Employers that experience recruitment difficulties often assume labour shortages are likely to be a temporary problem; they are likely to take a ‘wait and see’ approach because of the lack of resources to locate the right people for the vast number of vacancies they have. This easily leads to employers hiring temporary workers or having a higher turnover due to not hiring the staff with the right level of experience needed.
On the upside, we have seen that job seekers are prepared to accept lower pay for a period of time in exchange for suitable training or potential future promotion once the relevant skills have been acquired. Therefore, alternatively, companies could work alongside further education institutions to offer part-time work to industry teachers, while also providing colleges with the expertise they need to teach the next generation.
This will result in working professionals feeling more confident in spending some time teaching the next generation, while also staying in the industry to continue their careers.

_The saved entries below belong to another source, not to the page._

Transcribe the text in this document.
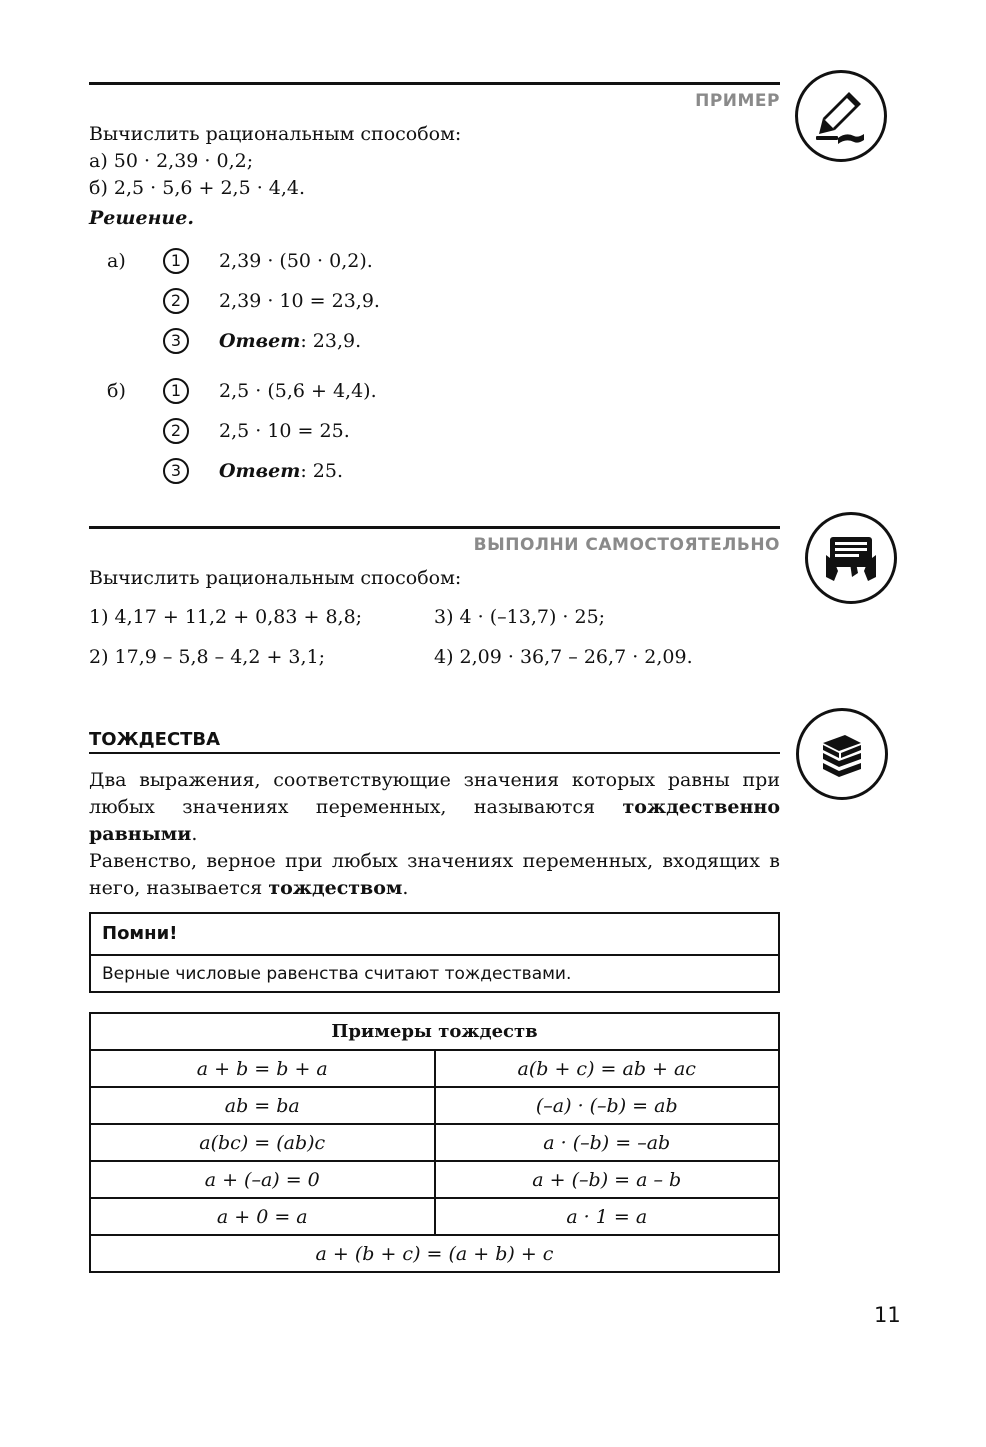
ПРИМЕР
Вычислить рациональным способом:
а) 50 · 2,39 · 0,2;
б) 2,5 · 5,6 + 2,5 · 4,4.
Решение.
а)	1	2,39 · (50 · 0,2).
2	2,39 · 10 = 23,9.
3	Ответ: 23,9.
б)	1	2,5 · (5,6 + 4,4).
2	2,5 · 10 = 25.
3	Ответ: 25.
ВЫПОЛНИ САМОСТОЯТЕЛЬНО
Вычислить рациональным способом:
1) 4,17 + 11,2 + 0,83 + 8,8;
2) 17,9 – 5,8 – 4,2 + 3,1;
3) 4 · (–13,7) · 25;
4) 2,09 · 36,7 – 26,7 · 2,09.
ТОЖДЕСТВА
Два выражения, соответствующие значения которых равны при любых значениях переменных, называются тождественно равными.
Равенство, верное при любых значениях переменных, входящих в него, называется тождеством.
Помни!
Верные числовые равенства считают тождествами.
Примеры тождеств	
a + b = b + a	a(b + c) = ab + ac
ab = ba	(–a) · (–b) = ab
a(bc) = (ab)c	a · (–b) = –ab
a + (–a) = 0	a + (–b) = a – b
a + 0 = a	a · 1 = a
a + (b + c) = (a + b) + c	
11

Overall, we need people that are passionate about fixing the skills gap and further education is the middle ground, the sector which is creating the next workforce. Further education plays a vital role in developing workforce skills – especially vocational, yet it is often overlooked by government support.
To overcome this, workplaces need to offer better avenues to upskill their current workers, including promoting further education, and universities and colleges need to find industry experts that are willing to change professions to maintain the future labour force and prevent the skills gap from growing.